According to the Harvard School of Public Health, fiber appears to reduce the risk of developing various conditions; including heart disease, stroke, diabetes, diverticulitis, and constipation.

Need more inspiration? We cannot digest fiber, so it contains zero calories.  Passing through our digestive system unabsorbed by digestive enzymes within the stomach, fiber carries along toxins, waste fat and cholesterol particles.  It is essential for our bodies natural detoxification process.

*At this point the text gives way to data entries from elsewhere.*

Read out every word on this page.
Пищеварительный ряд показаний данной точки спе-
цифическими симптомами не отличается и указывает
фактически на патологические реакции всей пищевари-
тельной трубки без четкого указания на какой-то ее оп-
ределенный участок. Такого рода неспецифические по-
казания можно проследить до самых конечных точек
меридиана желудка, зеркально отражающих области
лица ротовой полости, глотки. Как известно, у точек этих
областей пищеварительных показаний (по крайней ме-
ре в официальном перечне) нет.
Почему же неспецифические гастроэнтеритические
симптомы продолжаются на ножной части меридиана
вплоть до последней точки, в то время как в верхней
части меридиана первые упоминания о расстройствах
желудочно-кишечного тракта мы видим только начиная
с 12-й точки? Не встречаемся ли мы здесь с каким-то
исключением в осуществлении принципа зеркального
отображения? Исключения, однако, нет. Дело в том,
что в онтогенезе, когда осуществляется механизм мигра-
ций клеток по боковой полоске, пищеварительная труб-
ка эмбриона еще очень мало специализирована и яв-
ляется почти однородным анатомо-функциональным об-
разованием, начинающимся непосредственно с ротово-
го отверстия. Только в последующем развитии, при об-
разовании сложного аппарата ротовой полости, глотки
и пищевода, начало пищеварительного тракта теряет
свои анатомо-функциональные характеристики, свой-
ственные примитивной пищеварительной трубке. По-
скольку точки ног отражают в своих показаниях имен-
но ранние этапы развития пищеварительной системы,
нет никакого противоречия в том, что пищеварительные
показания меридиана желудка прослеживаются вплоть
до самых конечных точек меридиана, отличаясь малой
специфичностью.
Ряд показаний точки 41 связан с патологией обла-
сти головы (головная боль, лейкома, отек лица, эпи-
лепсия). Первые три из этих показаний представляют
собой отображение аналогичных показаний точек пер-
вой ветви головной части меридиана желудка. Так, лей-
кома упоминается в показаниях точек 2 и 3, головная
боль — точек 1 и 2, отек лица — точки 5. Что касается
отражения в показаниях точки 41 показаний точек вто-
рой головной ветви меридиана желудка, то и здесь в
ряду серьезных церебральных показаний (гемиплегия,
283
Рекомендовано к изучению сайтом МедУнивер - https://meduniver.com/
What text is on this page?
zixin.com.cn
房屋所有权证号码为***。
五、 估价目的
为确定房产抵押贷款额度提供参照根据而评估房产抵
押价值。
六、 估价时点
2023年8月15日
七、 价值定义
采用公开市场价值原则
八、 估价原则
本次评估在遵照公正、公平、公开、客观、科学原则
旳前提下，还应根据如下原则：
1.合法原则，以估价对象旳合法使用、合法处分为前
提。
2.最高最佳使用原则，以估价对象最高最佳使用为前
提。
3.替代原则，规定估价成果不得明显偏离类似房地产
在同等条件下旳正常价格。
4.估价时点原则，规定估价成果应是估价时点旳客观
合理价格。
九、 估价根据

It’s easy to get the minimum 25-30 grams per day if you consciously add more of the following to your plate, smoothie, salad or breakfast bowl. 

SOURCES OF FIBER

Split Peas – 16.3 g per cup                                             Lentils – 15.6 g per cup

Pinto Beans – 15.4 g per cup                                          Black Beans – 15 g per cup

Kidney Beans – 13 g per cup                                          Artichokes – 10.3 g per cup

Raspberries – 8 g per cup                                               Chickpeas – 8 g per cup

Prunes – 7.7 g per cup                                                     Blackberries – 7.6 g per cup

Brussel Sprouts – 6.4 g per cup                                   Chia Seeds – 5.5 g per T

Broccoli – 5.5 g per cup                                                  Pear – 5.1 g

Spinach – 5.1 g per cup                                                  Pecans – 5.4 g per 2 ounces

Quinoa – 5 g per cooked cup                                        Walnuts – 4 g per 2 ounces

Pistachios – 3 g per ounce (about 45)                        Carrots – 4.8 g per cup

Potato with skin – 4.4 g                                                  Frozen Peas – 4.4 g per

Strawberries – 3.3 g per cup

NOTE: Do not adjust your daily fiber intake if your doctor has prescribed a low fiber diet because of intestinal issues.